Sentiment analysis emerged as a field in the 1990s, and NLP-powered sentiment analysis emerged as an innovative call center technology at that time, allowing machines to determine how a customer call was going in near real-time. Combined with automatic speech recognition (ASR), traditional call recording solutions became more intelligent with NLP, enabling meaning to be derived from text generated from speech.
The Miracle of What Happened Next
In 1998 the convolutional neural network (CNN) was invented, and in 2009 the first graphics processing unit (GPU) was used for the purpose of deep learning. This major technological leap was actually enabled by video games, as GPUs has previously only been used to render high quality video game imagery. Then in 2017, the groundbreaking paper “Attention is All You Need” was published by eight computer scientists working at Google, which introduced the transformer architecture and the mechanism of self-attention.
Combined with the massive gains in accelerated computing, this gave us mass availability of generative AI (genAI) in 2022 with the release of ChatGPT 3.0.
GenAI is a type of artificial intelligence that creates new content, such as text, images, or code, by learning patterns from existing data.
Penetration of Generative AI in Mortgage Today
While confusion persists around the distinction between AI and genAI, successful applications like operator chatbots leveraging retrieval-augmented generation have emerged. AI-assisted code generation has become routine, and large language models (LLMs) are being used in sentiment analysis and customer interaction analysis. GenAI-based tools are gaining traction in OCR, ICR, and marketing content generation, though adoption remains cautious, particularly for customer-facing roles. Mixed policy approaches reflect this hesitance, with some enterprises fully embracing tools like ChatGPT while others impose outright bans, highlighting cultural and educational barriers.

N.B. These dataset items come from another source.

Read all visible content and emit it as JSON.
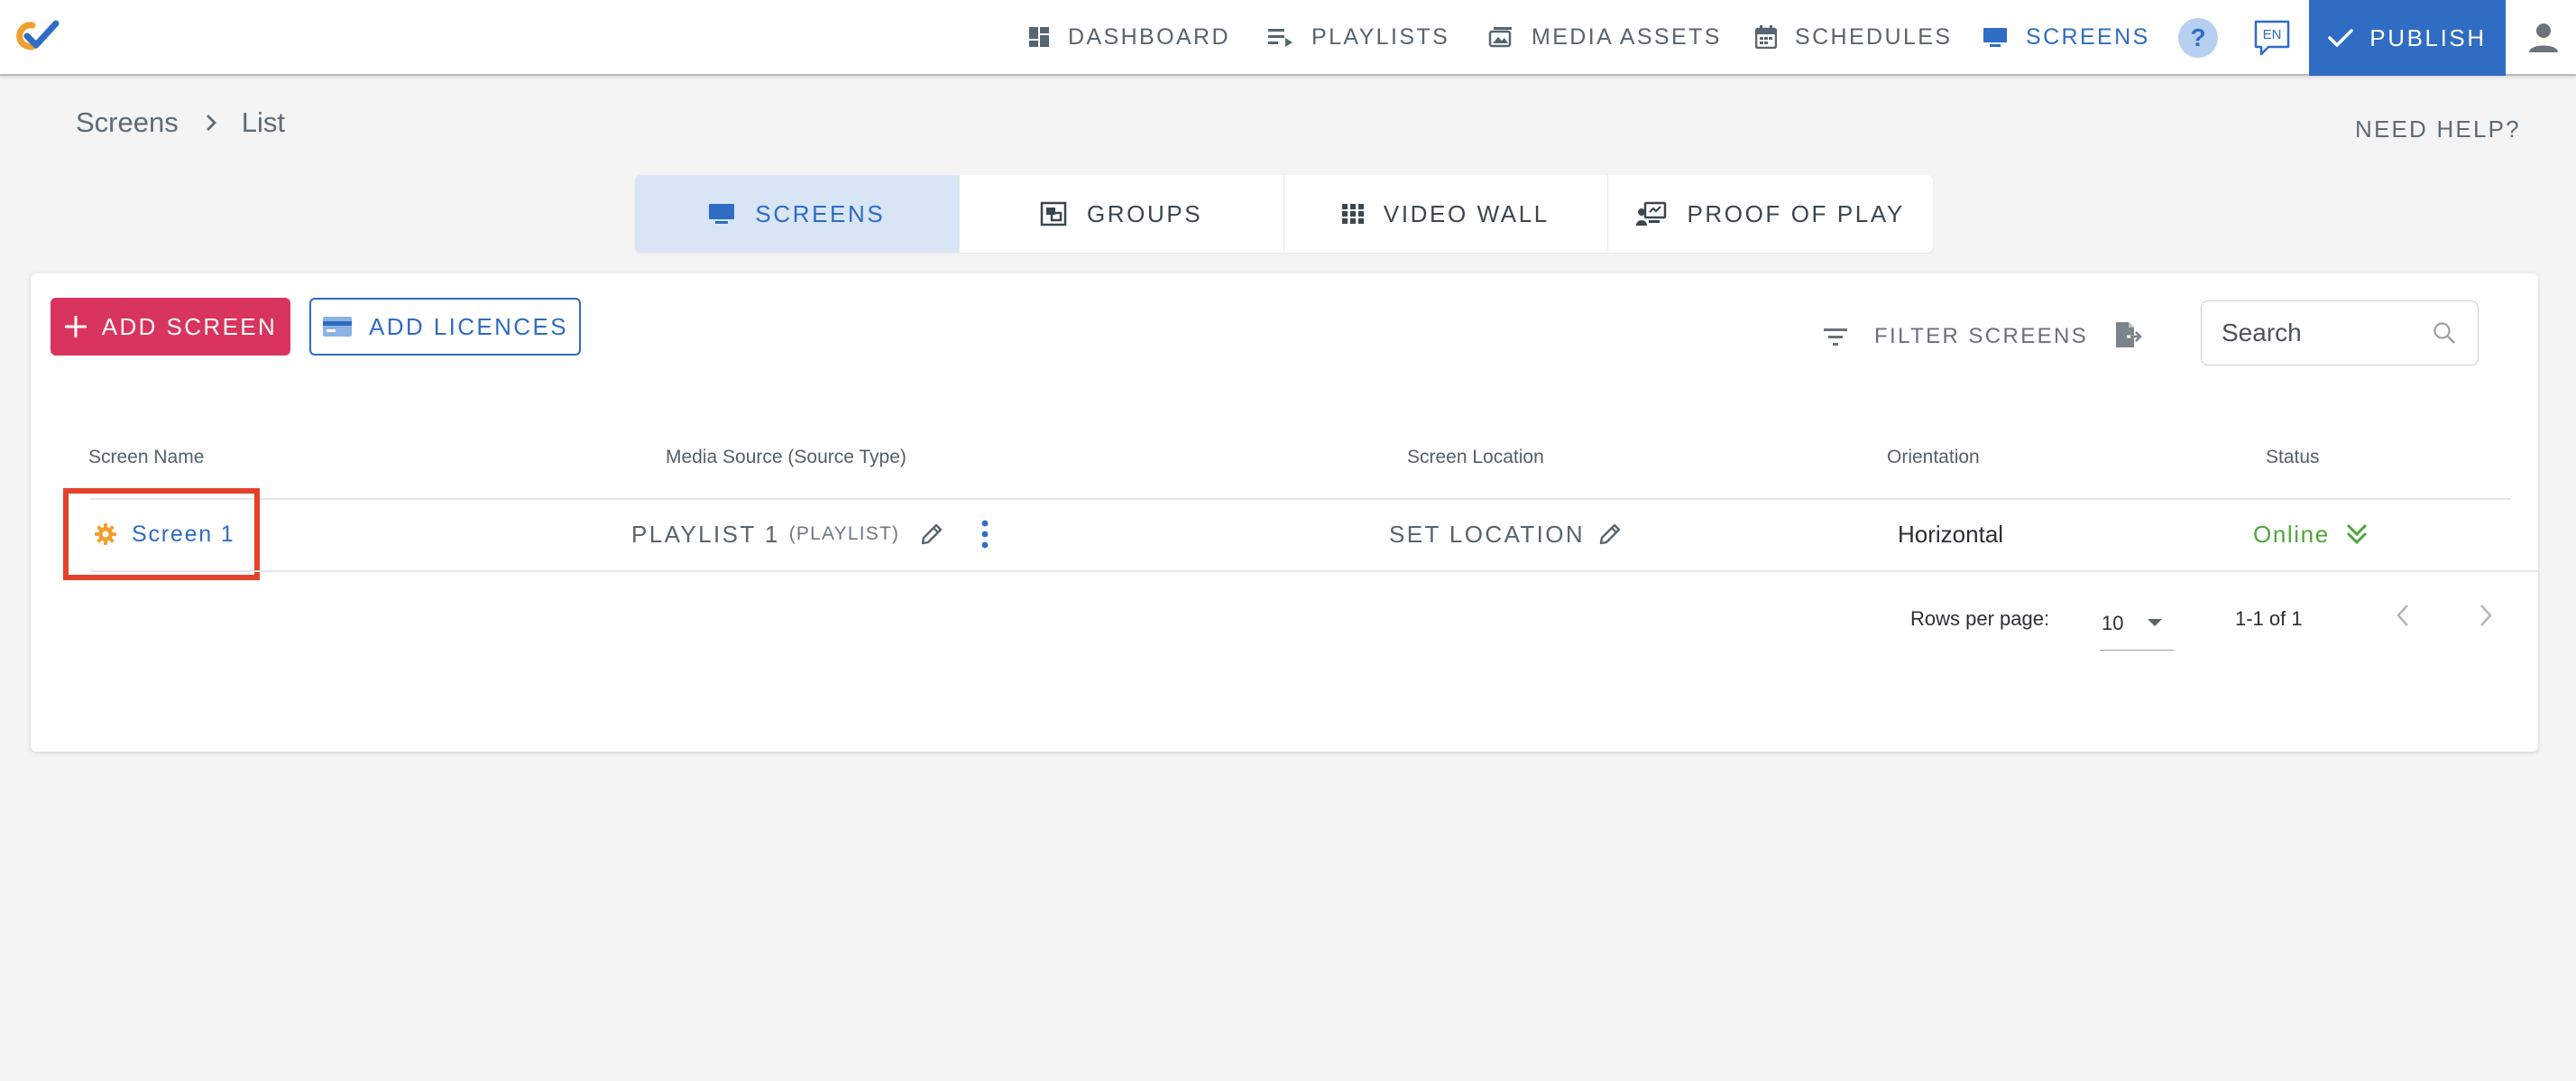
{
  "nav": {
    "items": [
      {
        "label": "DASHBOARD",
        "icon": "dashboard-icon"
      },
      {
        "label": "PLAYLISTS",
        "icon": "playlist-icon"
      },
      {
        "label": "MEDIA ASSETS",
        "icon": "media-assets-icon"
      },
      {
        "label": "SCHEDULES",
        "icon": "calendar-icon"
      },
      {
        "label": "SCREENS",
        "icon": "monitor-icon",
        "active": true
      }
    ],
    "help_glyph": "?",
    "lang_label": "EN",
    "publish_label": "PUBLISH"
  },
  "breadcrumb": {
    "root": "Screens",
    "current": "List"
  },
  "need_help": "NEED HELP?",
  "tabs": [
    {
      "label": "SCREENS",
      "icon": "monitor-icon",
      "active": true
    },
    {
      "label": "GROUPS",
      "icon": "groups-icon"
    },
    {
      "label": "VIDEO WALL",
      "icon": "grid-icon"
    },
    {
      "label": "PROOF OF PLAY",
      "icon": "proof-of-play-icon"
    }
  ],
  "toolbar": {
    "add_screen": "ADD SCREEN",
    "add_licences": "ADD LICENCES",
    "filter": "FILTER SCREENS",
    "search_placeholder": "Search"
  },
  "table": {
    "columns": [
      "Screen Name",
      "Media Source (Source Type)",
      "Screen Location",
      "Orientation",
      "Status"
    ],
    "rows": [
      {
        "screen_name": "Screen 1",
        "media_source": "PLAYLIST 1",
        "source_type": "(PLAYLIST)",
        "location": "SET LOCATION",
        "orientation": "Horizontal",
        "status": "Online"
      }
    ]
  },
  "pagination": {
    "rows_per_page_label": "Rows per page:",
    "rows_per_page": "10",
    "range": "1-1 of 1"
  },
  "colors": {
    "accent": "#2f6cc4",
    "add_screen": "#d9345d",
    "online": "#4fa53e",
    "highlight_box": "#e5412a"
  }
}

Despite these advancements, confusion about genAI's use cases, often conflated with traditional AI or expert systems, further complicates adoption. Discussions about AI guardrails are becoming more prevalent, reflecting the need for clearer guidance and responsible use. However, truly innovative applications of genAI in industries like mortgage remain scarce, likely due to restrictive policies, a chilling effect from regulatory fears, and insufficient investment in organizational research and development (R&D) labs. This underscores the need for more targeted exploration and education to unlock genAI’s potential while addressing these challenges.